What else can you say about a nation where there are more guns than there are people? Three hundred and ninety three million guns in America (and increasing by the day) — more than one for every man, woman and child in the country.
What else can you say about people who buy guns for protection when the odds are twelve to one that a gun in your home will end up shooting a family member, not an intruder?
What else can you call it when the correlation between number and availability of guns and gun violence is so factually clear?
What else can you say about a nation that weeps, prays and does nothing more in the face of one mass shooting after another when, as both Atwood and Gaffney insist, “There are a few simple measures that would dramatically reduce gun violence without taking away people’s Second Amendment rights”?
We’re ill, deranged. I’d probably call it a sickness of the spirit rather than mental illness, but whatever. Or maybe demonic possession. We’re possessed.
Universal instant background checks for gun purchases or transfers is the number one common sense step, these authors agree. Have you noticed — all cars are licensed. Is the government trying to take them away?
Another closer to home measure that seems to me as if it might have subtle, but far-reaching implications is for parents and grandparents whose child is invited to the home of another is to ask, “Are there guns in your home?” “If so, how are they secured?”
Even to be asking this seems nuts to me. But it isn’t. Asking this question could bring the issue home (literally), make it personal, and let people know of your concern at a grass-roots level.
Atwood works through a list of ten “myths” that people trot out regularly, like “Guns don’t kill people; people kill people,” and “When guns are outlawed, only outlaws will have guns.” He dissects each one showing that whatever grain of truth it may hold masks much more falsehood.
“When guns are readily available, they are used,” concludes Atwood.
The “facts” are so clear and overwhelming about the dangers, that you have to conclude what we’re dealing with here is beyond rational. Of course, “out of touch with reality” is one definition of “psychosis.”
In 1964 the American historian Richard Hofstader published an article in Harpers titled, “The Paranoid Style in American Politics.” It seems spot on for this issue.
Here’s Hofstader:
“I call it the paranoid style simply because no other word adequately evokes the sense of heated exaggeration, suspiciousness, and conspiratorial fantasy that I have in mind.”
This seems as accurate description as any for the state in which we find ourselves. It certainly describes the NRA and the minority of gun owners who cleave to their mantra that any form of gun control at all is simply a step toward the government seizure of all the guns.
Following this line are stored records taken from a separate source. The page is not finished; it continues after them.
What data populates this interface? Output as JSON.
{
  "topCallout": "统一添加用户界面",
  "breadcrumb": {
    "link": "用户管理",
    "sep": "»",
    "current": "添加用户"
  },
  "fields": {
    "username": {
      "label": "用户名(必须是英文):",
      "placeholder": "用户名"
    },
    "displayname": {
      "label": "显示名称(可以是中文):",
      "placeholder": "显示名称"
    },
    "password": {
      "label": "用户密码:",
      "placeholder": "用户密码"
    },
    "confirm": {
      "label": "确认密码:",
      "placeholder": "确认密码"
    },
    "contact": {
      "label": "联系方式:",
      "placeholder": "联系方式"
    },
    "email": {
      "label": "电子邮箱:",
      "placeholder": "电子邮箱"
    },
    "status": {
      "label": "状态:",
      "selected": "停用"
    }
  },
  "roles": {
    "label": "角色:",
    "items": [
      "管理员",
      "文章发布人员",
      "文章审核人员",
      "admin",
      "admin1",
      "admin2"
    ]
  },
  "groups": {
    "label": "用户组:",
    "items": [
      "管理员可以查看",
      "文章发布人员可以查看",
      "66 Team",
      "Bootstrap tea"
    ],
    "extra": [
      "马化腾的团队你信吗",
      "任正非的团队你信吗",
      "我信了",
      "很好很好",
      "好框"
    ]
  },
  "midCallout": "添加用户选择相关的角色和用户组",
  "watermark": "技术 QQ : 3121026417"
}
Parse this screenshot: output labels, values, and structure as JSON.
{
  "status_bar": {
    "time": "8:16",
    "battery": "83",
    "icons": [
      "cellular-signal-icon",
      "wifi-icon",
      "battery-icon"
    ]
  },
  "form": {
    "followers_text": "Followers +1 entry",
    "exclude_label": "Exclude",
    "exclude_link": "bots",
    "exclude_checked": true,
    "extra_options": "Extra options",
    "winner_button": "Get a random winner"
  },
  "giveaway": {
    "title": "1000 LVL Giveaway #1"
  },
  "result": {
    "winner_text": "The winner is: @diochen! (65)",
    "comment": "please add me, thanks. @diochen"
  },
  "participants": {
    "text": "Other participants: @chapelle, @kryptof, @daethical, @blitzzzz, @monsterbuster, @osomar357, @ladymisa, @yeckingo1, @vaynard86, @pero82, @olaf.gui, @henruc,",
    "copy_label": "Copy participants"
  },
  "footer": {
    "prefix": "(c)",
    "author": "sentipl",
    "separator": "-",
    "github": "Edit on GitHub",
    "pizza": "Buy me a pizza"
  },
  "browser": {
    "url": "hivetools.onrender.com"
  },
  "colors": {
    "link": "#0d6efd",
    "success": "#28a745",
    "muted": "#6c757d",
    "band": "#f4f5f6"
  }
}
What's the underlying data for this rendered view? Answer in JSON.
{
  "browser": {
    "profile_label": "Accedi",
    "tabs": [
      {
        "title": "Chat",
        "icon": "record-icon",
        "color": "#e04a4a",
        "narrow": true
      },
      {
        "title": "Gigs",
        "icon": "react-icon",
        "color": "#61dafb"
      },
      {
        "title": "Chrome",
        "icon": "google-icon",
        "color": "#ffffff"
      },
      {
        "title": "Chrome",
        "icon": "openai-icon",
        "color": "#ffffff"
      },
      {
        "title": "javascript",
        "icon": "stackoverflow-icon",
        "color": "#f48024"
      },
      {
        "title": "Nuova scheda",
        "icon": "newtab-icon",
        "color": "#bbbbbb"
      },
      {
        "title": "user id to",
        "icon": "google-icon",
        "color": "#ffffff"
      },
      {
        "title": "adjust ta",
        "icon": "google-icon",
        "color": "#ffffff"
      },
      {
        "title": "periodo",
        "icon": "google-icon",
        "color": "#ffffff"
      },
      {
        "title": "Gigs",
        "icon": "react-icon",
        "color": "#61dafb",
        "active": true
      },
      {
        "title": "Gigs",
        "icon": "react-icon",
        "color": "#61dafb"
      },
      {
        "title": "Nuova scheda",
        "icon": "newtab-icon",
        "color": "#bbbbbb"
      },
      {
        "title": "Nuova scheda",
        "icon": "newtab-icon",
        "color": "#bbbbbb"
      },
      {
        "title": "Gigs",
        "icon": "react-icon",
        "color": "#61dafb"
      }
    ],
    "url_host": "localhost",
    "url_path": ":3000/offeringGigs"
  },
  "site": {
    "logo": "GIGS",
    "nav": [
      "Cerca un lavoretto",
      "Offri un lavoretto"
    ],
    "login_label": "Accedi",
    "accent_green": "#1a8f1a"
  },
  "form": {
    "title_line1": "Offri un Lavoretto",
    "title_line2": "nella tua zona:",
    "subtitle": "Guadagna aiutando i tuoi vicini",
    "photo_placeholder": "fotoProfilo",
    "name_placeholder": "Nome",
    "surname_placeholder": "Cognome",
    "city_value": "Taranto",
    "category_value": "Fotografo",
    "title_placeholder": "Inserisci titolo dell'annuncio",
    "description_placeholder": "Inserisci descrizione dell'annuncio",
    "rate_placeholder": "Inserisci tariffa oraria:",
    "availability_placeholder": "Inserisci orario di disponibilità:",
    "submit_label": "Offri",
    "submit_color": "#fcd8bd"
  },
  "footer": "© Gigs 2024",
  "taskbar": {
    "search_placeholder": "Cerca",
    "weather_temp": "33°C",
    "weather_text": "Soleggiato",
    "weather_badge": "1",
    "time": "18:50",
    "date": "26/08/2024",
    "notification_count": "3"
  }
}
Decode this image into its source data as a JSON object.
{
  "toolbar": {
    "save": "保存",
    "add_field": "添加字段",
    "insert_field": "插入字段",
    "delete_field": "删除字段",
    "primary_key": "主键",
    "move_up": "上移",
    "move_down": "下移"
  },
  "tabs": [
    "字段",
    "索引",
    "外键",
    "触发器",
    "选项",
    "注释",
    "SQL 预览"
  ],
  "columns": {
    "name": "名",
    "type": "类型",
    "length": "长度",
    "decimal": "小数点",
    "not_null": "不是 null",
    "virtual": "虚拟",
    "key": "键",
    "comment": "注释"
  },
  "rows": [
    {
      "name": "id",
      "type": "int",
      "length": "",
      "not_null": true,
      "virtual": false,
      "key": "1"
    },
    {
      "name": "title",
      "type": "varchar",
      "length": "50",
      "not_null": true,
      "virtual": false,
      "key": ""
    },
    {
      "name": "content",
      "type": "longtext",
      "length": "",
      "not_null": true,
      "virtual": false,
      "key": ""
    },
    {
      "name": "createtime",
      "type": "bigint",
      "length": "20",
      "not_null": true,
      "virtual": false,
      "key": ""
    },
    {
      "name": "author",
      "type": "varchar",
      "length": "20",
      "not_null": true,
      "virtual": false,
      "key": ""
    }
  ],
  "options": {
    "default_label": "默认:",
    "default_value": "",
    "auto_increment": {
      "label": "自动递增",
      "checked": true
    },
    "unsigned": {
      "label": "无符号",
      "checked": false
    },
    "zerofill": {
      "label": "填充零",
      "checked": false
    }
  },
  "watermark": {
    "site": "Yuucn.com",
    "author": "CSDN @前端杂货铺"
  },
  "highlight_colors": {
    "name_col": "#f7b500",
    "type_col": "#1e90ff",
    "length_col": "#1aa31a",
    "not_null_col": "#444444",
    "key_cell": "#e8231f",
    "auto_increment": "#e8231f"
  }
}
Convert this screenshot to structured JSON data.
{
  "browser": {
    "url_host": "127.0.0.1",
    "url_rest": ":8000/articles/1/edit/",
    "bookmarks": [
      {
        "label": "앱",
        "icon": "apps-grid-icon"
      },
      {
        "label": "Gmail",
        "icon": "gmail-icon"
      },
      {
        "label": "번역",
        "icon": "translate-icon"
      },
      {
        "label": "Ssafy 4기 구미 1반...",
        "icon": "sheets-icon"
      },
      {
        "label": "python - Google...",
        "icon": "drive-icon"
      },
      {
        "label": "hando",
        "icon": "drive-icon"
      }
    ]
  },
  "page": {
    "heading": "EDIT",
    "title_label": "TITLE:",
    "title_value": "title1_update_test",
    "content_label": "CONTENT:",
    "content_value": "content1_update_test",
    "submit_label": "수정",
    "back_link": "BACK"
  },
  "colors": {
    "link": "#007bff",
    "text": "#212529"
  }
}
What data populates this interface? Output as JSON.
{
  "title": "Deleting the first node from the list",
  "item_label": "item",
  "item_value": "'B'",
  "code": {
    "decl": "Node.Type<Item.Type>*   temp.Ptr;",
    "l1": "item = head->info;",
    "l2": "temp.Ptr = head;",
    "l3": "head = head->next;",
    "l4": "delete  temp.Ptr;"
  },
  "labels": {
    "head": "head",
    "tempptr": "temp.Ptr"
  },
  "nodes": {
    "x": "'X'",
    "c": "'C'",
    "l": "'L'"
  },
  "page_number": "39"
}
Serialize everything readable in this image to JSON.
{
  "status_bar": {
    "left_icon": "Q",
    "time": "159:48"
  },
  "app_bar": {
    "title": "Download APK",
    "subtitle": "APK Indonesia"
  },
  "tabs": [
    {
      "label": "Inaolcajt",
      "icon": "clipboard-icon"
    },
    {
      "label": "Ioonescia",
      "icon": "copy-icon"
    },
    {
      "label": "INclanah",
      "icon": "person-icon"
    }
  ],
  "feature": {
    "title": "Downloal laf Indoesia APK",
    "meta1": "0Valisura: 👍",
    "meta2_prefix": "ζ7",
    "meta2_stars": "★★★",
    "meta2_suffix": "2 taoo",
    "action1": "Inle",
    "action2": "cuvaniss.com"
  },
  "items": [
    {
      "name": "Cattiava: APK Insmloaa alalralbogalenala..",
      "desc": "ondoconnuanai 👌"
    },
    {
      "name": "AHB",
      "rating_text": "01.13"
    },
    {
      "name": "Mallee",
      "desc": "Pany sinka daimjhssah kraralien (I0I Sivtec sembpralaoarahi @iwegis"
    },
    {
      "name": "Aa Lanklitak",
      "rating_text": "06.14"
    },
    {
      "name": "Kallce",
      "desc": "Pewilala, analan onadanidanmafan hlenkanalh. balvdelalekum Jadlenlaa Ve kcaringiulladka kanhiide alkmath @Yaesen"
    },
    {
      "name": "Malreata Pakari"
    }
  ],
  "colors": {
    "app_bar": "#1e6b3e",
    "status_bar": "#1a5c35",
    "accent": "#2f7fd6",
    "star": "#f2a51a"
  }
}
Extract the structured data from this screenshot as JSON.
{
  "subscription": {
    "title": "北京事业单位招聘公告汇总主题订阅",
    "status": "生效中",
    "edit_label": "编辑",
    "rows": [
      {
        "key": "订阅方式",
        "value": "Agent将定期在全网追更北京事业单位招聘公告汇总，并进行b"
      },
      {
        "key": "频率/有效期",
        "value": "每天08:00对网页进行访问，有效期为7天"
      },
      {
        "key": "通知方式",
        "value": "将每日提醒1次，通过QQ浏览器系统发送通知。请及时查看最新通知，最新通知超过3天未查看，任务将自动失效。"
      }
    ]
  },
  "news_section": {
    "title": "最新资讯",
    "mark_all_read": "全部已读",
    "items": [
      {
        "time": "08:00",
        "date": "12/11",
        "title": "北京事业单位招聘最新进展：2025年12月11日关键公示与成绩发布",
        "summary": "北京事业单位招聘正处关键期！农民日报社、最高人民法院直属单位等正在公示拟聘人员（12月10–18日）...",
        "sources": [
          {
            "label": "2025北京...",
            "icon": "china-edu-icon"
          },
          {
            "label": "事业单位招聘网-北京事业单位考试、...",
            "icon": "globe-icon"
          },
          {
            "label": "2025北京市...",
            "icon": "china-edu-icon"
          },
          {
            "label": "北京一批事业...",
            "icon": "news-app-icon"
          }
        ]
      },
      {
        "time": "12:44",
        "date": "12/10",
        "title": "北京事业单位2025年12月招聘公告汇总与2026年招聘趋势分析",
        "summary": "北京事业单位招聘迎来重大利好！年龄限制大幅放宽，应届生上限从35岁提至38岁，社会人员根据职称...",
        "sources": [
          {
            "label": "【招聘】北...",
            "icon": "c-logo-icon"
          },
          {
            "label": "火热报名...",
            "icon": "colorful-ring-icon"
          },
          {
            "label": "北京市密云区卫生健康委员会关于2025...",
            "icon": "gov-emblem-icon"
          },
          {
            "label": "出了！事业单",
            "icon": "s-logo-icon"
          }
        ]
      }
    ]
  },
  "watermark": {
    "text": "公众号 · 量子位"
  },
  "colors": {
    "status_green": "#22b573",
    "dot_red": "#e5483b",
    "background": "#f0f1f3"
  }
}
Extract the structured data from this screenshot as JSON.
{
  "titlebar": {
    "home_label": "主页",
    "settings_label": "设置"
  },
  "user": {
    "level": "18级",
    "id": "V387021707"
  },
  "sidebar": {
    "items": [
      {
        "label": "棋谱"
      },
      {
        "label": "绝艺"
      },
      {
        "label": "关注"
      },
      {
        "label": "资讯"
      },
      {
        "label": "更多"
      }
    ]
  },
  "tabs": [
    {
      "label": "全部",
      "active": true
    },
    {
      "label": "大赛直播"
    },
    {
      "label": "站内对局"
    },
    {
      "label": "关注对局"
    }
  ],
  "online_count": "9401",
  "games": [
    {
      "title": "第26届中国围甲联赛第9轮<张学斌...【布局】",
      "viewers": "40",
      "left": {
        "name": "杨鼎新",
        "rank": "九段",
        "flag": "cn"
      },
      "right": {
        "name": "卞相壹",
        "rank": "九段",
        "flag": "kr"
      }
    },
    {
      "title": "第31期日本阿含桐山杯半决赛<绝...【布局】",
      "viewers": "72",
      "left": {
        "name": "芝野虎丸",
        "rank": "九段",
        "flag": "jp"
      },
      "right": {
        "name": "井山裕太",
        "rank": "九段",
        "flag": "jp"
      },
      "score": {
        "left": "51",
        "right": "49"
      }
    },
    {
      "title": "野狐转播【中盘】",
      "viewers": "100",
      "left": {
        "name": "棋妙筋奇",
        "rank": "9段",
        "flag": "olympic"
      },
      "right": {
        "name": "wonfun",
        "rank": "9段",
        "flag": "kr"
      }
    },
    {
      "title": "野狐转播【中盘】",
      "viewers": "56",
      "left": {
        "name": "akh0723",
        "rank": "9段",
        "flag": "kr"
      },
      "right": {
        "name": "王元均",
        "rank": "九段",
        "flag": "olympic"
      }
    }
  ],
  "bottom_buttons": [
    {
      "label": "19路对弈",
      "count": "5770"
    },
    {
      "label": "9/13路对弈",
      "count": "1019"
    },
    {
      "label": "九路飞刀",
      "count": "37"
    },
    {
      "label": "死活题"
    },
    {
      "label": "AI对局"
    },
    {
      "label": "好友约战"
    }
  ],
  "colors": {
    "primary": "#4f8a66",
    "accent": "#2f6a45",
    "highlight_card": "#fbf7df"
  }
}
In 1964 Hofstadter wrote words that now seem oddly contemporary:
“But the modern right wing, as Daniel Bell has put it, feels dispossessed: America has been largely taken away from them and their kind, though they are determined to try to repossess it and to prevent the final destructive act of subversion. The old American virtues have already been eaten away by cosmopolitans and intellectuals; the old competitive capitalism has been gradually undermined by socialistic and communistic schemers; the old national security and independence have been destroyed by treasonous plots, having as their most powerful agents not merely outsiders and foreigners as of old but major statesmen who are at the very centers of American power. Their predecessors had discovered conspiracies; the modern radical right finds conspiracy to be betrayal from on high.”
What’s different between then and now is that one of the exemplars of the paranoid style is President and many of that cohort are in positions of power.
Like I said, on this one Trump is right, sort of. The problem is a mental illness. A society in the grip of psychosis.